10 - Por outro lado, tal DECLARAÇÃO DE PROPRIEDADE DE OUTROS IMÓVEIS
RESIDENCIAIS E DE INEXISTÊNCIA DE OUTRAS RESPONSABILIDADES DO FCVS tem por
objetivo saber da existência de mais de um imóvel no mesmo município e
de outro saldo devedor.
11 - Mister apontar que o § 1º do artigo 9º da Lei 4.380/64, que determinava
a não possibilidade de aquisição de imóvel por financiamento, pelo SFH,
no caso da existência de mais de um imóvel na mesma localidade, nada dispõe
sobre restrições à cobertura de saldo devedor residual pelo FCVS, de modo
que não cabe impor ao mutuário a perda do direito de quitação da dívida,
pelo fundo, por tal motivo.
12 - Observe-se que a restrição de cobertura pelo FCVS de apenas um saldo
devedor remanescente ao final do contrato, imposta pelo § 1º do artigo 3º
da Lei nº 8100, de 05/11/90, aplica-se aos contratos firmados a partir de
sua vigência, não retroagindo para alcançar contratos anteriores.
13 - Destaca-se que a Lei nº 10.150/2000, que alterou o artigo 3º da lei
acima citada, ressalta a possibilidade de quitação, pelo FCVS, de mais
de um saldo devedor remanescente por mutuário, relativos aos contratos
anteriores a 05/12/1990.
14 - A jurisprudência do E. Superior Tribunal de Justiça é uniforme
no sentido de que o artigo 9º, §1º, da Lei nº 4.380/64 não afasta a
quitação de um segundo imóvel financiado pelo mutuário, situado na mesma
localidade, utilizando os recursos do FCVS (REsp 1.133.769/RN submetido à
sistemática dos recursos repetitivos, nos termos do artigo 543-C do CPC/73).

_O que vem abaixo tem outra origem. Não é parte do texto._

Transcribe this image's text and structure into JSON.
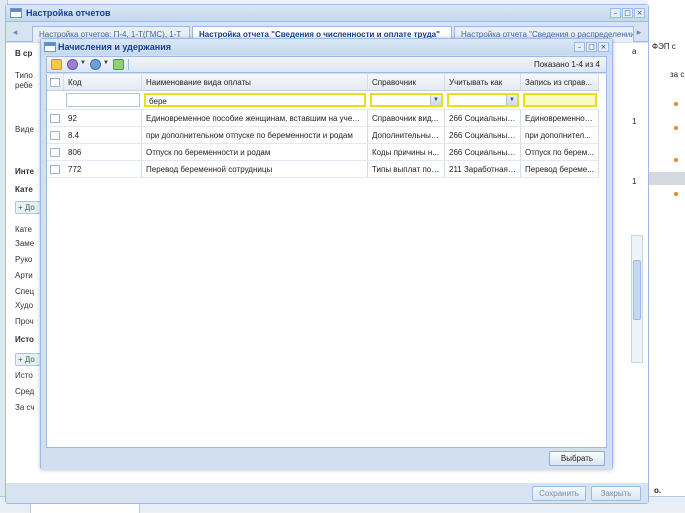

15 - Conforme o exposto, tendo sido o contrato já quitado, há mais de 16
(dezesseis anos), tanto as prestações pactuadas e pagas pelos mutuários
contratantes, quanto o saldo devedor residual coberto pelo FCVS, não caberia
ao agente financeiro se recusar a fornecer a declaração de quitação
aos mesmos, e muito menos sob o fundamento de ausência do formulário de
DECLARAÇÃO DE PROPRIEDADE DE OUTROS IMÓVEIS RESIDENCIAIS E DE INEXISTÊNCIA
DE OUTRAS RESPONSABILIDADES DO FCVS, tendo sido entregue pelos representantes
dos mutuários originários para tanto, ou, caso se trate ou se tratasse de
contrato de gaveta, sua não necessidade, e/ou, por se tratar de um contrato
firmado antes de 05/11/1990, a possibilidade de existência de mais de um
imóvel com cobertura do FCVS.
16 - Ressalte-se que o agente financeiro aceitou o recebimento das prestações
durante todo o período contratual, encerrado, por decurso de prazo, em
23/09/1998, detectada, então, a inexistência de outro imóvel financiado
no âmbito do Sistema Financeiro de Habitação na mesma localidade,
através da pesquisa pelo CADMUT, sendo habilitado o contrato ao FCVS em
30/10/1998 e homologado em 27/10/2000 com a COBERTURA INTEGRAL do contrato
pelo Fundo, ou seja, a instituição financeira credora recebeu a quitação
total do financiamento e persiste desde 27/10/2000, quando já homologada a
cobertura pelo Fundo, à recusa em fornecer aos mutuários, através de seus
representantes, o documento de Quitação do Contrato, com base num obstáculo
criado pela própria instituição financeira, uma vez que a Declaração que
exige, além de desnecessária, pois já foi comprovado seu conteúdo pelo
CADMUT, não se trata de documento personalíssimo, como exigido pelo credor
hipotecário, nem há norma que impeça que a declaração possa ser feita
por terceiros, como foi, uma vez que a Circular do BACEN nº 1.866/1990, que
regulamenta e prevê a exigência de tal declaração, não à delimita como
o credor hipotecário faz, sem razão e necessidade, sendo que a procuração
outorgada confere poderes expressos para que os procuradores possam emitir
a declaração solicitada em nome dos mutuários apelantes.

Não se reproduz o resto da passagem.